La terre rocailleuse

MicheleHumeur du jour

Des paysages arides, désertiques, rocailleux, inhospitaliers, apparaissent parfois dans les rêves.
Ils traduisent bien l’impression de sécheresse que l’on ressent, l’impression que rien de bon ne sortira du désert de notre vie, qu’il n’y a pas de lyse à la situation que nous traversons ou pas d’espoir face à la désolation, la solitude, l’impression de perdition. Pourtant, si l’on accepte d’aborder ces contrées, la nouveauté se présente au moment où l’on s’y attend le moins.
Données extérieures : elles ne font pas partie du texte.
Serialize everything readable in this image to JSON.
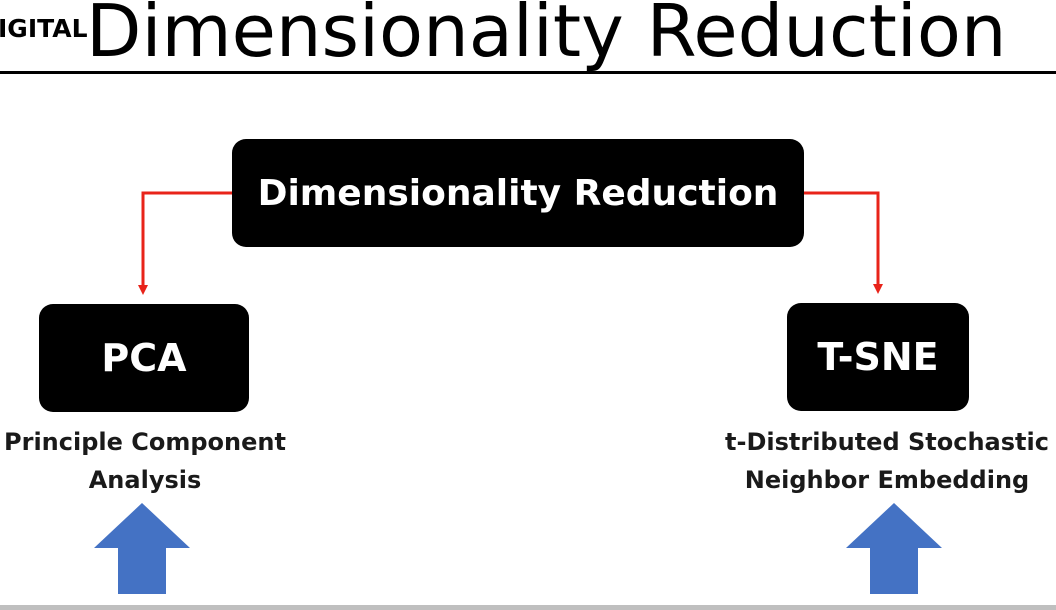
{
  "watermark": {
    "text": "IGITAL"
  },
  "slide": {
    "title": "Dimensionality Reduction"
  },
  "diagram": {
    "root": {
      "label": "Dimensionality Reduction"
    },
    "children": [
      {
        "id": "pca",
        "label": "PCA",
        "caption_line1": "Principle Component",
        "caption_line2": "Analysis"
      },
      {
        "id": "tsne",
        "label": "T-SNE",
        "caption_line1": "t-Distributed Stochastic",
        "caption_line2": "Neighbor Embedding"
      }
    ]
  },
  "colors": {
    "box_fill": "#000000",
    "box_text": "#ffffff",
    "connector": "#e8231a",
    "up_arrow": "#4472c4",
    "title_text": "#000000"
  },
  "icons": {
    "left_arrow": "up-arrow-icon",
    "right_arrow": "up-arrow-icon"
  }
}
Je me souviens d’une randonnée à Gleninchaquin (Kenmare, Ring of Kerry, Ireland), un site naturel cerné par une chaîne de montagnes. Le chemin qui y mène, caillouteux, sinueux, court sur des kilomètres, traversant des zones arides, presque inhospitalières. Il est si étroit par endroits et la visibilité si réduite parfois, que l’on ne peut s’empêcher de penser avec une pointe d’inquiétude à ce qui pourrait surgir au prochain tournant. Mais surtout, il semble ne mener nulle part, effritant petit à petit patience et confiance.
Comme un encouragement, un premier lac s’offre cependant au regard au détour d’un virage. Du ponton, semblant provenir de la forêt épaisse, un quelque chose de sauvage, d’indéfinissable, happe la voyageuse. Elle ne le sait pas encore mais, de charme en charme, dame Nature prépare un sortilège.
C’est au sortir d’un virage qu’elle vous ensorcelle : à la terre rocailleuse, poussiéreuse, succède un paysage qui vous coupe le souffle.
Ecrin.
C’est le mot qui vient tandis que les yeux découvrent et embrassent une verte prairie, d’un vert jamais encore vu, bordée d’un petit mur de pierres et entourée de montagnes sombres.
Des moutons y paissent paisiblement.
Des agneaux gambadent,
Blancs, noirs.
De la montagne là-haut s’élance une cascade dont la blancheur tranche sur la pierre sombre.
Une étrange paix règne en ces lieux.
Un soupçon de magie flotte dans l’air.
Si l’on parvient à s’arracher à la contemplation de la prairie, extraordinaire, envoûtant joyau vert, et que l’on arpente le sentier qui serpente dans la montage, on s’élève au dessus de la vallée et des lacs, des paysages à perte de vue. De temps à autre cependant, à travers branches, l’on ne peut s’empêcher de baisser le regard vers la prairie, cœur d’émeraude dont la beauté fait jaillir les larmes au bord des cils. Les moutons, minuscules tout à coup, renvoient à la petitesse, à la fragilité, à la précarité de la vie, en même temps qu’ils soulignent la majesté de la Terre qui vous porte et vous nourrit. Et le cœur soudain tressaille, tandis que le délicat parfum de l'éternité se répand alentour.